Togo : « Le régime togolais serait le premier de son genre », professeur Afo Sabi

YAS ET CONFAM

Le mercredi 3 juillet 2024, le front citoyen « Touche pas à ma constitution » a organisé une conférence débat. Au cours de cette rencontre publique, l’enseignant-chercheur à l’Université de Lomé, Afo Sabi a entretenu l’assistance sur ce que c’est que la constitution et quelles en sont les incidences de sa modification.

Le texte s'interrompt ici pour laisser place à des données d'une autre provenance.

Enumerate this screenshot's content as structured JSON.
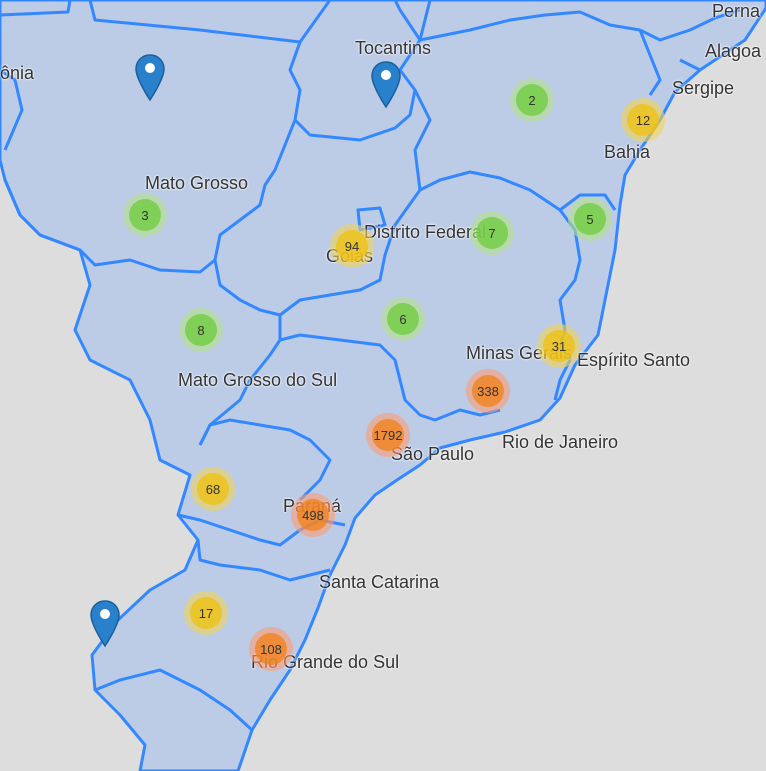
{
  "map": {
    "colors": {
      "background": "#dddddd",
      "state_fill": "#bccbe6",
      "border": "#3388ff"
    },
    "state_labels": [
      {
        "id": "rondonia",
        "text": "ônia"
      },
      {
        "id": "tocantins",
        "text": "Tocantins"
      },
      {
        "id": "pernambuco",
        "text": "Perna"
      },
      {
        "id": "alagoas",
        "text": "Alagoa"
      },
      {
        "id": "sergipe",
        "text": "Sergipe"
      },
      {
        "id": "bahia",
        "text": "Bahia"
      },
      {
        "id": "mato-grosso",
        "text": "Mato Grosso"
      },
      {
        "id": "distrito-federal",
        "text": "Distrito Federal"
      },
      {
        "id": "goias",
        "text": "Goiás"
      },
      {
        "id": "minas-gerais",
        "text": "Minas Gerais"
      },
      {
        "id": "espirito-santo",
        "text": "Espírito Santo"
      },
      {
        "id": "mato-grosso-do-sul",
        "text": "Mato Grosso do Sul"
      },
      {
        "id": "rio-de-janeiro",
        "text": "Rio de Janeiro"
      },
      {
        "id": "sao-paulo",
        "text": "São Paulo"
      },
      {
        "id": "parana",
        "text": "Paraná"
      },
      {
        "id": "santa-catarina",
        "text": "Santa Catarina"
      },
      {
        "id": "rio-grande-do-sul",
        "text": "Rio Grande do Sul"
      }
    ],
    "clusters": [
      {
        "id": "c1",
        "count": "2",
        "size": "small"
      },
      {
        "id": "c2",
        "count": "12",
        "size": "medium"
      },
      {
        "id": "c3",
        "count": "3",
        "size": "small"
      },
      {
        "id": "c4",
        "count": "94",
        "size": "medium"
      },
      {
        "id": "c5",
        "count": "7",
        "size": "small"
      },
      {
        "id": "c6",
        "count": "5",
        "size": "small"
      },
      {
        "id": "c7",
        "count": "8",
        "size": "small"
      },
      {
        "id": "c8",
        "count": "6",
        "size": "small"
      },
      {
        "id": "c9",
        "count": "31",
        "size": "medium"
      },
      {
        "id": "c10",
        "count": "338",
        "size": "large"
      },
      {
        "id": "c11",
        "count": "1792",
        "size": "large"
      },
      {
        "id": "c12",
        "count": "68",
        "size": "medium"
      },
      {
        "id": "c13",
        "count": "498",
        "size": "large"
      },
      {
        "id": "c14",
        "count": "17",
        "size": "medium"
      },
      {
        "id": "c15",
        "count": "108",
        "size": "large"
      }
    ],
    "markers": [
      {
        "id": "m1",
        "icon": "map-pin-icon"
      },
      {
        "id": "m2",
        "icon": "map-pin-icon"
      },
      {
        "id": "m3",
        "icon": "map-pin-icon"
      }
    ]
  }
}
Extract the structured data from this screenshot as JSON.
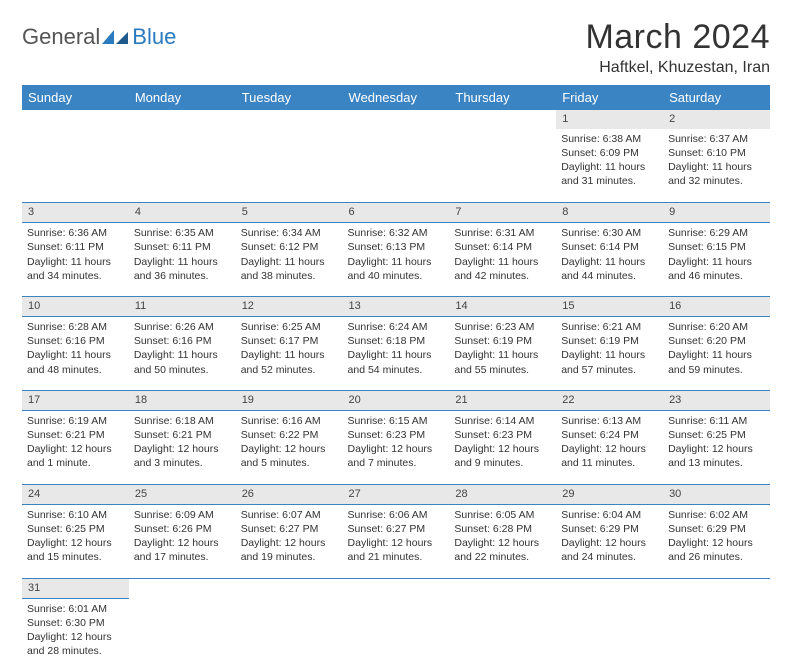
{
  "logo": {
    "text1": "General",
    "text2": "Blue"
  },
  "title": "March 2024",
  "location": "Haftkel, Khuzestan, Iran",
  "colors": {
    "header_bg": "#3b84c4",
    "header_text": "#ffffff",
    "daynum_bg": "#e8e8e8",
    "border": "#3b84c4",
    "logo_gray": "#555555",
    "logo_blue": "#2a7abf",
    "page_bg": "#ffffff"
  },
  "weekdays": [
    "Sunday",
    "Monday",
    "Tuesday",
    "Wednesday",
    "Thursday",
    "Friday",
    "Saturday"
  ],
  "weeks": [
    {
      "nums": [
        "",
        "",
        "",
        "",
        "",
        "1",
        "2"
      ],
      "cells": [
        null,
        null,
        null,
        null,
        null,
        {
          "sunrise": "Sunrise: 6:38 AM",
          "sunset": "Sunset: 6:09 PM",
          "day1": "Daylight: 11 hours",
          "day2": "and 31 minutes."
        },
        {
          "sunrise": "Sunrise: 6:37 AM",
          "sunset": "Sunset: 6:10 PM",
          "day1": "Daylight: 11 hours",
          "day2": "and 32 minutes."
        }
      ]
    },
    {
      "nums": [
        "3",
        "4",
        "5",
        "6",
        "7",
        "8",
        "9"
      ],
      "cells": [
        {
          "sunrise": "Sunrise: 6:36 AM",
          "sunset": "Sunset: 6:11 PM",
          "day1": "Daylight: 11 hours",
          "day2": "and 34 minutes."
        },
        {
          "sunrise": "Sunrise: 6:35 AM",
          "sunset": "Sunset: 6:11 PM",
          "day1": "Daylight: 11 hours",
          "day2": "and 36 minutes."
        },
        {
          "sunrise": "Sunrise: 6:34 AM",
          "sunset": "Sunset: 6:12 PM",
          "day1": "Daylight: 11 hours",
          "day2": "and 38 minutes."
        },
        {
          "sunrise": "Sunrise: 6:32 AM",
          "sunset": "Sunset: 6:13 PM",
          "day1": "Daylight: 11 hours",
          "day2": "and 40 minutes."
        },
        {
          "sunrise": "Sunrise: 6:31 AM",
          "sunset": "Sunset: 6:14 PM",
          "day1": "Daylight: 11 hours",
          "day2": "and 42 minutes."
        },
        {
          "sunrise": "Sunrise: 6:30 AM",
          "sunset": "Sunset: 6:14 PM",
          "day1": "Daylight: 11 hours",
          "day2": "and 44 minutes."
        },
        {
          "sunrise": "Sunrise: 6:29 AM",
          "sunset": "Sunset: 6:15 PM",
          "day1": "Daylight: 11 hours",
          "day2": "and 46 minutes."
        }
      ]
    },
    {
      "nums": [
        "10",
        "11",
        "12",
        "13",
        "14",
        "15",
        "16"
      ],
      "cells": [
        {
          "sunrise": "Sunrise: 6:28 AM",
          "sunset": "Sunset: 6:16 PM",
          "day1": "Daylight: 11 hours",
          "day2": "and 48 minutes."
        },
        {
          "sunrise": "Sunrise: 6:26 AM",
          "sunset": "Sunset: 6:16 PM",
          "day1": "Daylight: 11 hours",
          "day2": "and 50 minutes."
        },
        {
          "sunrise": "Sunrise: 6:25 AM",
          "sunset": "Sunset: 6:17 PM",
          "day1": "Daylight: 11 hours",
          "day2": "and 52 minutes."
        },
        {
          "sunrise": "Sunrise: 6:24 AM",
          "sunset": "Sunset: 6:18 PM",
          "day1": "Daylight: 11 hours",
          "day2": "and 54 minutes."
        },
        {
          "sunrise": "Sunrise: 6:23 AM",
          "sunset": "Sunset: 6:19 PM",
          "day1": "Daylight: 11 hours",
          "day2": "and 55 minutes."
        },
        {
          "sunrise": "Sunrise: 6:21 AM",
          "sunset": "Sunset: 6:19 PM",
          "day1": "Daylight: 11 hours",
          "day2": "and 57 minutes."
        },
        {
          "sunrise": "Sunrise: 6:20 AM",
          "sunset": "Sunset: 6:20 PM",
          "day1": "Daylight: 11 hours",
          "day2": "and 59 minutes."
        }
      ]
    },
    {
      "nums": [
        "17",
        "18",
        "19",
        "20",
        "21",
        "22",
        "23"
      ],
      "cells": [
        {
          "sunrise": "Sunrise: 6:19 AM",
          "sunset": "Sunset: 6:21 PM",
          "day1": "Daylight: 12 hours",
          "day2": "and 1 minute."
        },
        {
          "sunrise": "Sunrise: 6:18 AM",
          "sunset": "Sunset: 6:21 PM",
          "day1": "Daylight: 12 hours",
          "day2": "and 3 minutes."
        },
        {
          "sunrise": "Sunrise: 6:16 AM",
          "sunset": "Sunset: 6:22 PM",
          "day1": "Daylight: 12 hours",
          "day2": "and 5 minutes."
        },
        {
          "sunrise": "Sunrise: 6:15 AM",
          "sunset": "Sunset: 6:23 PM",
          "day1": "Daylight: 12 hours",
          "day2": "and 7 minutes."
        },
        {
          "sunrise": "Sunrise: 6:14 AM",
          "sunset": "Sunset: 6:23 PM",
          "day1": "Daylight: 12 hours",
          "day2": "and 9 minutes."
        },
        {
          "sunrise": "Sunrise: 6:13 AM",
          "sunset": "Sunset: 6:24 PM",
          "day1": "Daylight: 12 hours",
          "day2": "and 11 minutes."
        },
        {
          "sunrise": "Sunrise: 6:11 AM",
          "sunset": "Sunset: 6:25 PM",
          "day1": "Daylight: 12 hours",
          "day2": "and 13 minutes."
        }
      ]
    },
    {
      "nums": [
        "24",
        "25",
        "26",
        "27",
        "28",
        "29",
        "30"
      ],
      "cells": [
        {
          "sunrise": "Sunrise: 6:10 AM",
          "sunset": "Sunset: 6:25 PM",
          "day1": "Daylight: 12 hours",
          "day2": "and 15 minutes."
        },
        {
          "sunrise": "Sunrise: 6:09 AM",
          "sunset": "Sunset: 6:26 PM",
          "day1": "Daylight: 12 hours",
          "day2": "and 17 minutes."
        },
        {
          "sunrise": "Sunrise: 6:07 AM",
          "sunset": "Sunset: 6:27 PM",
          "day1": "Daylight: 12 hours",
          "day2": "and 19 minutes."
        },
        {
          "sunrise": "Sunrise: 6:06 AM",
          "sunset": "Sunset: 6:27 PM",
          "day1": "Daylight: 12 hours",
          "day2": "and 21 minutes."
        },
        {
          "sunrise": "Sunrise: 6:05 AM",
          "sunset": "Sunset: 6:28 PM",
          "day1": "Daylight: 12 hours",
          "day2": "and 22 minutes."
        },
        {
          "sunrise": "Sunrise: 6:04 AM",
          "sunset": "Sunset: 6:29 PM",
          "day1": "Daylight: 12 hours",
          "day2": "and 24 minutes."
        },
        {
          "sunrise": "Sunrise: 6:02 AM",
          "sunset": "Sunset: 6:29 PM",
          "day1": "Daylight: 12 hours",
          "day2": "and 26 minutes."
        }
      ]
    },
    {
      "nums": [
        "31",
        "",
        "",
        "",
        "",
        "",
        ""
      ],
      "cells": [
        {
          "sunrise": "Sunrise: 6:01 AM",
          "sunset": "Sunset: 6:30 PM",
          "day1": "Daylight: 12 hours",
          "day2": "and 28 minutes."
        },
        null,
        null,
        null,
        null,
        null,
        null
      ]
    }
  ]
}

La Rédaction de Togo Scoop vous propose une transcription de cette intervention du professeur Afo Sabi.

TOGOCOM DEVIEN YAS

La constitution, il faut retenir simplement que dans un Etat, c’est l’ensemble des règles qui sont adoptées par le peuple dans une démocratie et qui sont considérées comme les plus importantes. Et ce sont ces règles qui vont régir non seulement l’existence de l’Etat, les relations au sein de l’Etat et aussi à l’extérieur de l’Etat. Et donc, finalement la constitution va également régir la vie de l’Etat. On comprend toute l’importance de la constitution. Normalement l’exercice de la souveraineté appartient au peuple. Mais, on sait tous, dorénavant que le peuple ne peut exercer directement cette souveraineté et c’est pour cette raison qu’il est souvent appelé à prendre un certain nombre de mesures, notamment à choisir ses représentants et aussi et surtout à fixer les règles fondamentales qui vont régir la vie au sein d’un Etat.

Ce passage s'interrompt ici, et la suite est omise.